Smart’s mother, Denise Smart, told The Stockton Record last month that she had recently been contacted by a retired FBI agent and told to prepare for a possible breakthrough in the case.
“Be ready,” the mother recalled the retired agent telling her, according to The Record. “This is really going to be something you don’t expect. We want to give you the support you need.”
She said the retired agent recommended she find a family spokesman but offered little else about the possible developments in the investigation.
“It’s like, ‘Can you give me the flight plan?’” Denise Smart told the local paper. “When is this happening?”
Cipolla would not reveal the four locations searched Wednesday, saying the search warrants had been sealed by a court.
But one of the locations was the San Pedro, California, home of Paul Flores, 43, according to KCAL-TV in Los Angeles.
A former Cal Poly student, Flores was the last person to see Kristin Smart after she left the party at about 2 a.m. May 25, 1996, Cipolla said. Flores has denied any involvement in her disappearance and has said that he walked her only as far as his dorm, where they parted ways, Cipolla said.
Flores, who has never been charged in the case, has long been a person of interest in Smart’s disappearance. Cipolla described him Wednesday as “the only person of interest.”
KCAL-TV reported that a man believed to be Flores was detained in a Los Angeles County Sheriff’s Department squad vehicle for two hours Wednesday morning outside the home in San Pedro. The man was handcuffed, questioned and then released by deputies after signing paperwork, KCAL-TV reported.
The San Luis Obispo Tribune reported that sheriff’s deputies and FBI agents were also seen Wednesday outside the home of Flores’ mother, Susan Flores, in Arroyo Grande, California.
Caution tape was posted outside Susan Flores’ home, and about 15 spectators gathered across the street to watch the investigators work, some shouting, “Dig her up,” The Tribune reported.
A woman who answered a phone number listed for Susan Flores said, “I’m not talking to reporters at this time,” and hung up.
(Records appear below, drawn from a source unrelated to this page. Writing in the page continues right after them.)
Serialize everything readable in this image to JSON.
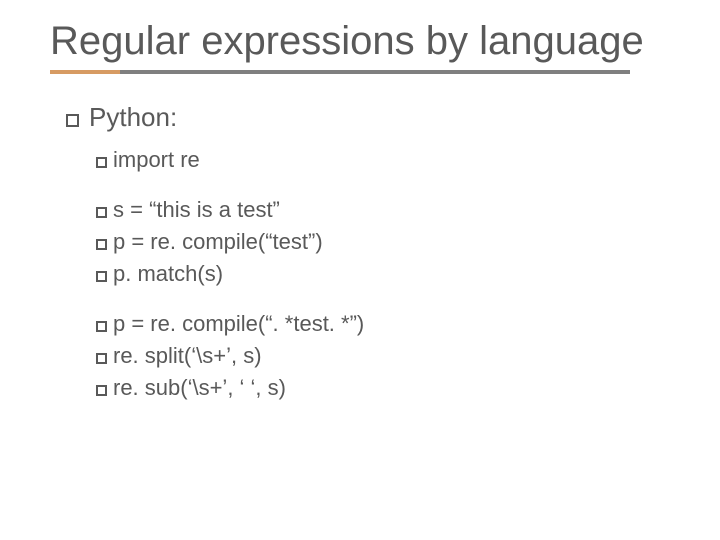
{
  "title": "Regular expressions by language",
  "heading": "Python:",
  "block1": {
    "l1": "import re"
  },
  "block2": {
    "l1": "s = “this is a test”",
    "l2": "p = re. compile(“test”)",
    "l3": "p. match(s)"
  },
  "block3": {
    "l1": "p = re. compile(“. *test. *”)",
    "l2": "re. split(‘\\s+’, s)",
    "l3": "re. sub(‘\\s+’, ‘ ‘, s)"
  }
}
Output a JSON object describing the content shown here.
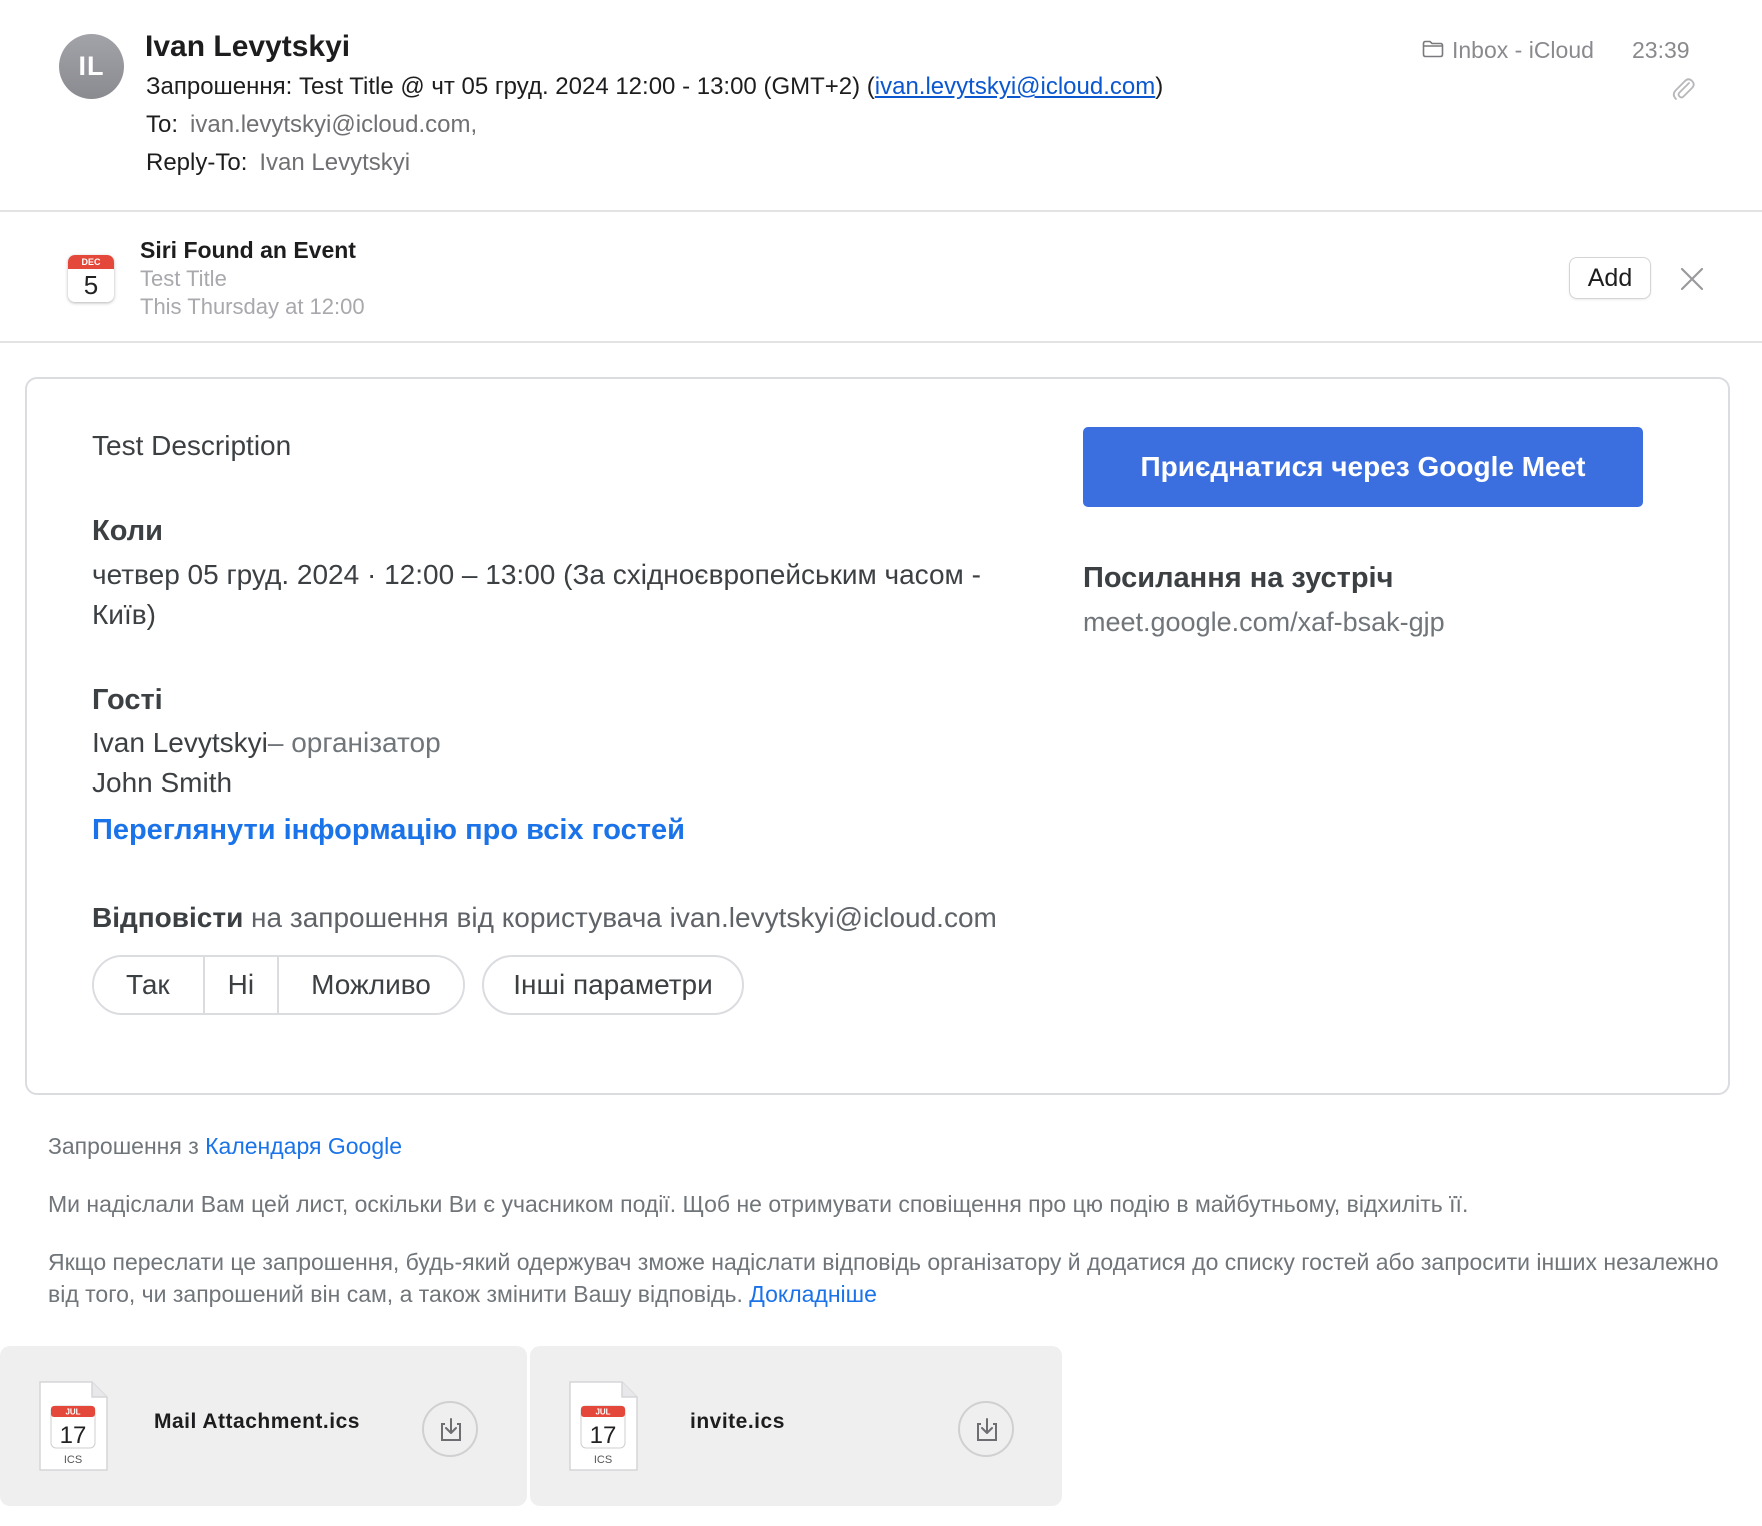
{
  "header": {
    "avatar_initials": "IL",
    "sender": "Ivan Levytskyi",
    "subject_prefix": "Запрошення: Test Title @ чт 05 груд. 2024 12:00 - 13:00 (GMT+2) (",
    "subject_email": "ivan.levytskyi@icloud.com",
    "subject_suffix": ")",
    "to_label": "To:",
    "to_value": "ivan.levytskyi@icloud.com,",
    "reply_to_label": "Reply-To:",
    "reply_to_value": "Ivan Levytskyi",
    "mailbox": "Inbox - iCloud",
    "time": "23:39",
    "icons": [
      "folder-icon",
      "paperclip-icon"
    ]
  },
  "siri": {
    "icon_month": "DEC",
    "icon_day": "5",
    "title": "Siri Found an Event",
    "event_title": "Test Title",
    "event_when": "This Thursday at 12:00",
    "add_label": "Add",
    "close_icon": "close-icon"
  },
  "invite": {
    "description": "Test Description",
    "when_heading": "Коли",
    "when_value": "четвер 05 груд. 2024 · 12:00 – 13:00 (За східноєвропейським часом - Київ)",
    "guests_heading": "Гості",
    "guests": [
      {
        "name": "Ivan Levytskyi",
        "role": "– організатор"
      },
      {
        "name": "John Smith",
        "role": ""
      }
    ],
    "view_all_guests": "Переглянути інформацію про всіх гостей",
    "reply_bold": "Відповісти",
    "reply_rest": " на запрошення від користувача ivan.levytskyi@icloud.com",
    "rsvp_yes": "Так",
    "rsvp_no": "Ні",
    "rsvp_maybe": "Можливо",
    "more_options": "Інші параметри",
    "meet_button": "Приєднатися через Google Meet",
    "meet_heading": "Посилання на зустріч",
    "meet_link": "meet.google.com/xaf-bsak-gjp",
    "accent_color": "#3b6fe0",
    "link_color": "#1a73e8"
  },
  "footer": {
    "invitation_from": "Запрошення з ",
    "calendar_link": "Календаря Google",
    "notice": "Ми надіслали Вам цей лист, оскільки Ви є учасником події. Щоб не отримувати сповіщення про цю подію в майбутньому, відхиліть її.",
    "forward_notice": "Якщо переслати це запрошення, будь-який одержувач зможе надіслати відповідь організатору й додатися до списку гостей або запросити інших незалежно від того, чи запрошений він сам, а також змінити Вашу відповідь. ",
    "learn_more": "Докладніше"
  },
  "attachments": [
    {
      "name": "Mail Attachment.ics",
      "icon_month": "JUL",
      "icon_day": "17",
      "icon_ext": "ICS"
    },
    {
      "name": "invite.ics",
      "icon_month": "JUL",
      "icon_day": "17",
      "icon_ext": "ICS"
    }
  ]
}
No one answered at a number listed for Paul Flores.
Laura Eimiller, a spokeswoman for the FBI’s Los Angeles field office, confirmed in an email that agents had helped search four locations and added, “No arrests are planned, to my knowledge.”
John Segale, a spokesman for Smart’s parents, Stan and Denise Smart, declined Wednesday to comment on the searches.
In a statement last week, the Smarts credited “Your Own Backyard,” a podcast about the case by journalist Chris Lambert, with prompting renewed interest in the investigation.
“Thanks to Chris and all the supporters who have made such an amazing difference,” the statement said. “‘Your Own Backyard’ has been instrumental in renewing interest in Kristin’s investigation and generating many new leads.”
The San Luis Obispo County Sheriff’s Office said last week that two trucks that belonged to members of the Flores family in 1996 were recently taken into evidence.
The office has a team of investigators and forensics specialists assigned to Smart’s case. Since 2011, the group has executed 18 search warrants, submitted 37 items from the early days of the case for DNA testing, recovered 140 new items of evidence and conducted 91 interviews, the office said in a statement last week.
In 2016, the FBI excavated three sites on a hillside on the Cal Poly campus. Cipolla said the excavation did not turn up the remains of Smart, whose family had her declared legally dead in 2002.
“This has always been an active investigation; it’s never been a cold case,” Cipolla said Wednesday, adding that when tips come in, “it is our duty and obligation to check into those and see where it leads us.”